Manny Avramidis: [00:30:29] I’ll talk personally about how I approach learning.
My advice would be surround yourself with smart people, always smarter than you are in their given profession. Always be willing to learn, and always put people in a position to teach. As a CEO, when I enter a room, I can suck all the oxygen out, or I can create a whole lot of oxygen in conversation.Manny Avramidis
Where I learn most is when I engage with a peer group—and I actually engage with this group twice a year—of non-competing entities. And there’s a big difference between going to a non-competing entity conference or gathering versus sitting in a room with all of the people who are trying to go after the same business you are. You’re much, much more closed and closer to the vest when you know your competitor’s in the room. When I’ve engaged with people from outside of our industry, that’s where some of the most innovative thinking comes out, innovative thinking that we can apply back here at AMA. I’ll give you a very quick example. I sit in the CEO group (that we run, actually), and the CEO of a prominent airline also is part of this group. I tell you; we schedule 10,000 meetings a year globally.
Manny Avramidis: [00:31:35] What they use to schedule their flights that are subject to weather and other type of changes, empty or overbooked planes and so on, it was a platform that we were able to leverage and be more innovative in the way we schedule here at AMA. Now, if you said to me, “Manny, why don’t you think about that?” I just didn’t know what I didn’t know, and I would have never talked to this person had I not engaged in that environment. The other thing I would say is measure the success of a CEO or a leader by the intelligence of his or her people. Most important thing of all, if the person were to leave tomorrow, is the institution going to be, okay? I spend a lot of time thinking about that, and I ensure that the institution will be okay. And I’ll leave you with one final thought. I’m going to take you backwards now in thinking. We all have these smart devices, these iPhones, and the whole world is in our hands if we want it to be. The reality is, with a lot of this technology, algorithms are created, and you’re fed information or stories that the system, if you will, thinks that you want to be fed. So, AI, machine learning, technology enables the system to produce what they think you want to read.
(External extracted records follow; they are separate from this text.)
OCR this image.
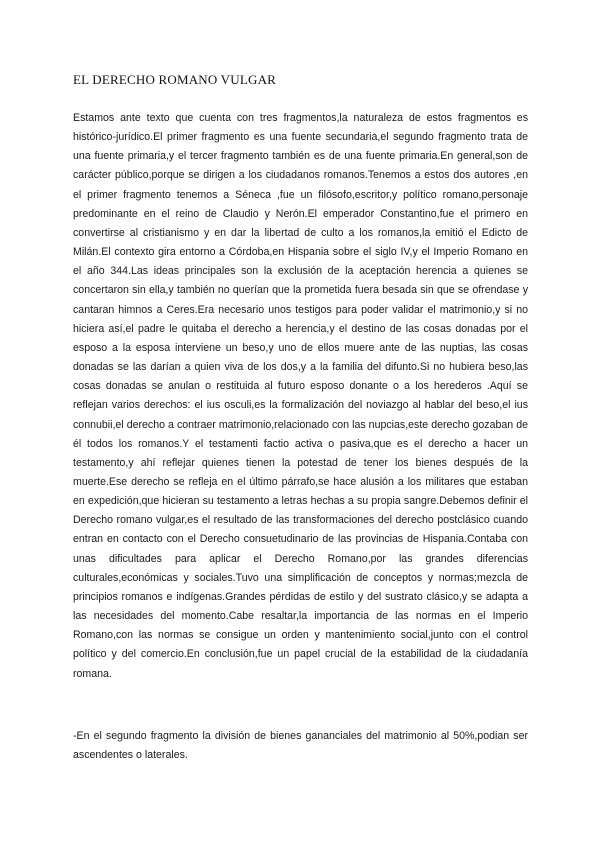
EL DERECHO ROMANO VULGAR

Estamos ante texto que cuenta con tres fragmentos,la naturaleza de estos fragmentos es histórico-jurídico.El primer fragmento es una fuente secundaria,el segundo fragmento trata de una fuente primaria,y el tercer fragmento también es de una fuente primaria.En general,son de carácter público,porque se dirigen a los ciudadanos romanos.Tenemos a estos dos autores ,en el primer fragmento tenemos a Séneca ,fue un filósofo,escritor,y político romano,personaje predominante en el reino de Claudio y Nerón.El emperador Constantino,fue el primero en convertirse al cristianismo y en dar la libertad de culto a los romanos,la emitió el Edicto de Milán.El contexto gira entorno a Córdoba,en Hispania sobre el siglo IV,y el Imperio Romano en el año 344.Las ideas principales son la exclusión de la aceptación herencia a quienes se concertaron sin ella,y también no querían que la prometida fuera besada sin que se ofrendase y cantaran himnos a Ceres.Era necesario unos testigos para poder validar el matrimonio,y si no hiciera así,el padre le quitaba el derecho a herencia,y el destino de las cosas donadas por el esposo a la esposa interviene un beso,y uno de ellos muere ante de las nuptias, las cosas donadas se las darían a quien viva de los dos,y a la familia del difunto.Si no hubiera beso,las cosas donadas se anulan o restituida al futuro esposo donante o a los herederos .Aquí se reflejan varios derechos: el ius osculi,es la formalización del noviazgo al hablar del beso,el ius connubii,el derecho a contraer matrimonio,relacionado con las nupcias,este derecho gozaban de él todos los romanos.Y el testamenti factio activa o pasiva,que es el derecho a hacer un testamento,y ahí reflejar quienes tienen la potestad de tener los bienes después de la muerte.Ese derecho se refleja en el último párrafo,se hace alusión a los militares que estaban en expedición,que hicieran su testamento a letras hechas a su propia sangre.Debemos definir el Derecho romano vulgar,es el resultado de las transformaciones del derecho postclásico cuando entran en contacto con el Derecho consuetudinario de las provincias de Hispania.Contaba con unas dificultades para aplicar el Derecho Romano,por las grandes diferencias culturales,económicas y sociales.Tuvo una simplificación de conceptos y normas;mezcla de principios romanos e indígenas.Grandes pérdidas de estilo y del sustrato clásico,y se adapta a las necesidades del momento.Cabe resaltar,la importancia de las normas en el Imperio Romano,con las normas se consigue un orden y mantenimiento social,junto con el control político y del comercio.En conclusión,fue un papel crucial de la estabilidad de la ciudadanía romana.

-En el segundo fragmento la división de bienes gananciales del matrimonio al 50%,podian ser ascendentes o laterales.
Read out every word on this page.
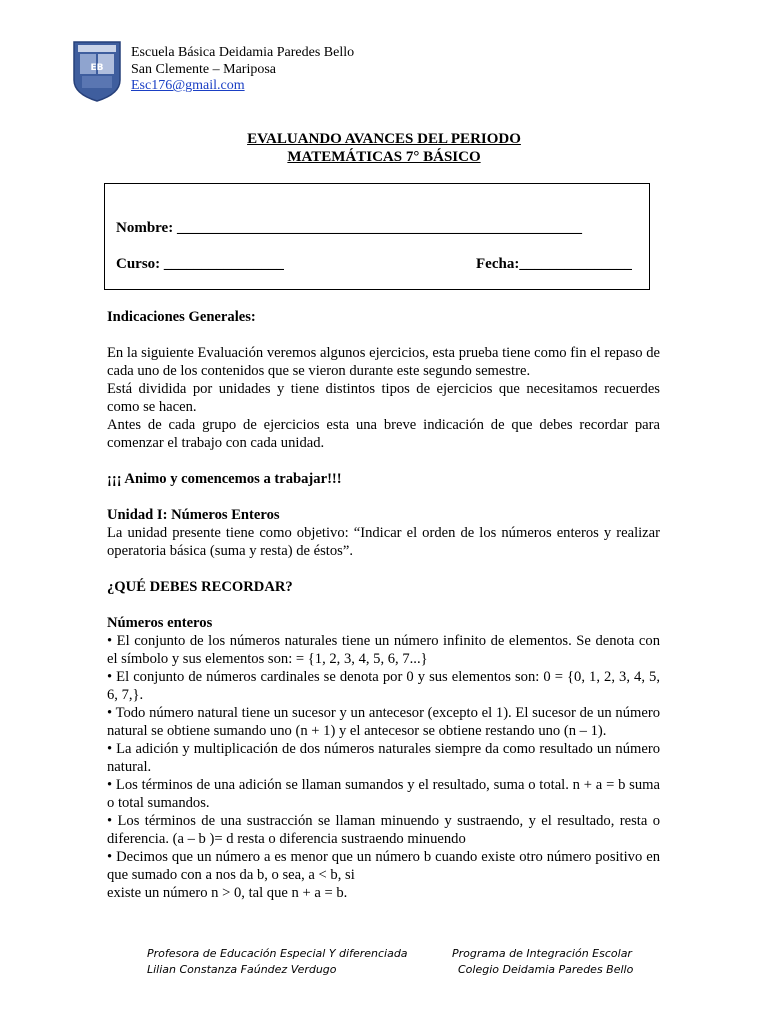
EB
Escuela Básica Deidamia Paredes Bello
San Clemente – Mariposa
Esc176@gmail.com
EVALUANDO AVANCES DEL PERIODO
MATEMÁTICAS 7° BÁSICO
Nombre: ______________________________________________________
Curso: ________________	Fecha:_______________

Indicaciones Generales:

En la siguiente Evaluación veremos algunos ejercicios, esta prueba tiene como fin el repaso de cada uno de los contenidos que se vieron durante este segundo semestre.

Está dividida por unidades y tiene distintos tipos de ejercicios que necesitamos recuerdes como se hacen.

Antes de cada grupo de ejercicios esta una breve indicación de que debes recordar para comenzar el trabajo con cada unidad.

¡¡¡ Animo y comencemos a trabajar!!!

Unidad I: Números Enteros

La unidad presente tiene como objetivo: “Indicar el orden de los números enteros y realizar operatoria básica (suma y resta) de éstos”.

¿QUÉ DEBES RECORDAR?

Números enteros

• El conjunto de los números naturales tiene un número infinito de elementos. Se denota con el símbolo y sus elementos son: = {1, 2, 3, 4, 5, 6, 7...}

• El conjunto de números cardinales se denota por 0 y sus elementos son: 0 = {0, 1, 2, 3, 4, 5, 6, 7,}.

• Todo número natural tiene un sucesor y un antecesor (excepto el 1). El sucesor de un número natural se obtiene sumando uno (n + 1) y el antecesor se obtiene restando uno (n – 1).

• La adición y multiplicación de dos números naturales siempre da como resultado un número natural.

• Los términos de una adición se llaman sumandos y el resultado, suma o total. n + a = b suma o total sumandos.

• Los términos de una sustracción se llaman minuendo y sustraendo, y el resultado, resta o diferencia. (a – b )= d resta o diferencia sustraendo minuendo

• Decimos que un número a es menor que un número b cuando existe otro número positivo en que sumado con a nos da b, o sea, a < b, si

existe un número n > 0, tal que n + a = b.

Profesora de Educación Especial Y diferenciada
Lilian Constanza Faúndez Verdugo
Programa de Integración Escolar
Colegio Deidamia Paredes Bello
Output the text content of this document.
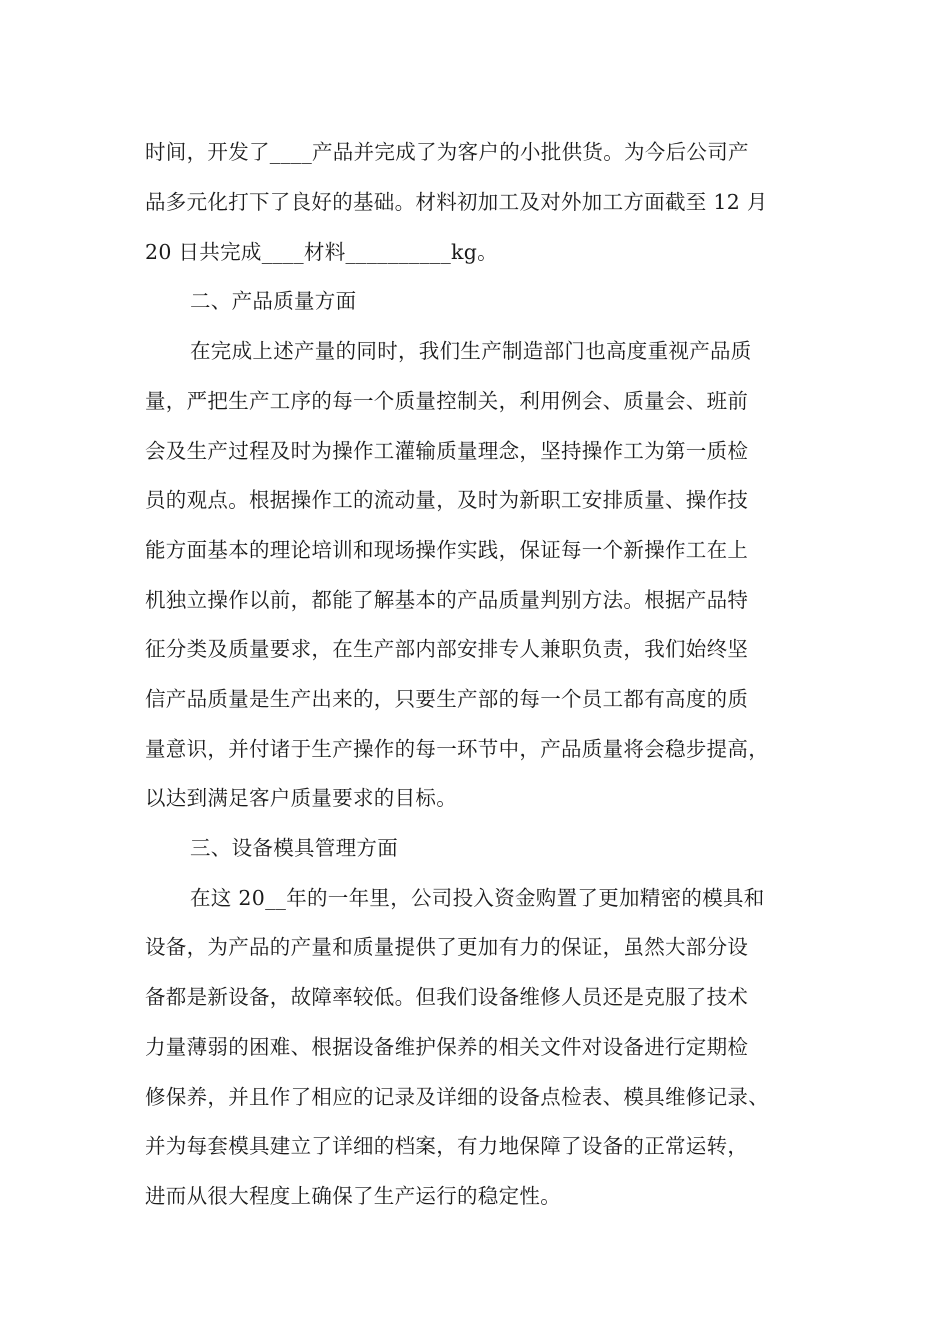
时间，开发了____产品并完成了为客户的小批供货。为今后公司产
品多元化打下了良好的基础。材料初加工及对外加工方面截至 12 月
20 日共完成____材料__________kg。
二、产品质量方面
在完成上述产量的同时，我们生产制造部门也高度重视产品质
量，严把生产工序的每一个质量控制关，利用例会、质量会、班前
会及生产过程及时为操作工灌输质量理念，坚持操作工为第一质检
员的观点。根据操作工的流动量，及时为新职工安排质量、操作技
能方面基本的理论培训和现场操作实践，保证每一个新操作工在上
机独立操作以前，都能了解基本的产品质量判别方法。根据产品特
征分类及质量要求，在生产部内部安排专人兼职负责，我们始终坚
信产品质量是生产出来的，只要生产部的每一个员工都有高度的质
量意识，并付诸于生产操作的每一环节中，产品质量将会稳步提高，
以达到满足客户质量要求的目标。
三、设备模具管理方面
在这 20__年的一年里，公司投入资金购置了更加精密的模具和
设备，为产品的产量和质量提供了更加有力的保证，虽然大部分设
备都是新设备，故障率较低。但我们设备维修人员还是克服了技术
力量薄弱的困难、根据设备维护保养的相关文件对设备进行定期检
修保养，并且作了相应的记录及详细的设备点检表、模具维修记录、
并为每套模具建立了详细的档案，有力地保障了设备的正常运转，
进而从很大程度上确保了生产运行的稳定性。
Manny Avramidis: [00:32:43] The challenge with that is you only have so much time in the day, and you become very narrow when you’re reading, even when you have digital subscriptions. I can tell you that the one thing I’ve done recently—and this is based on feedback that I’ve received from a mentor of mine, who’s the CEO of a much larger company—is actually buy the paper once in a while. The actual newspaper—The New York Times, the Financial Times, The Wall Street Journal. And the reality is, as I flip through the pages—and here in New York City, you can find them on the street on your way to the office—I come across stories that I read that make me smarter and better at what I do. I would have never read these stories if I didn’t turn to the paper. I just wouldn’t have been exposed to them, and I didn’t have the time to go find them. I’m not disciplined enough to flip through everything on my iPhone that’s about six inches. So that’s something from a learning perspective, that I would warn people to not become too narrowly focused and make sure that they explore beyond what’s fed to them on a daily basis.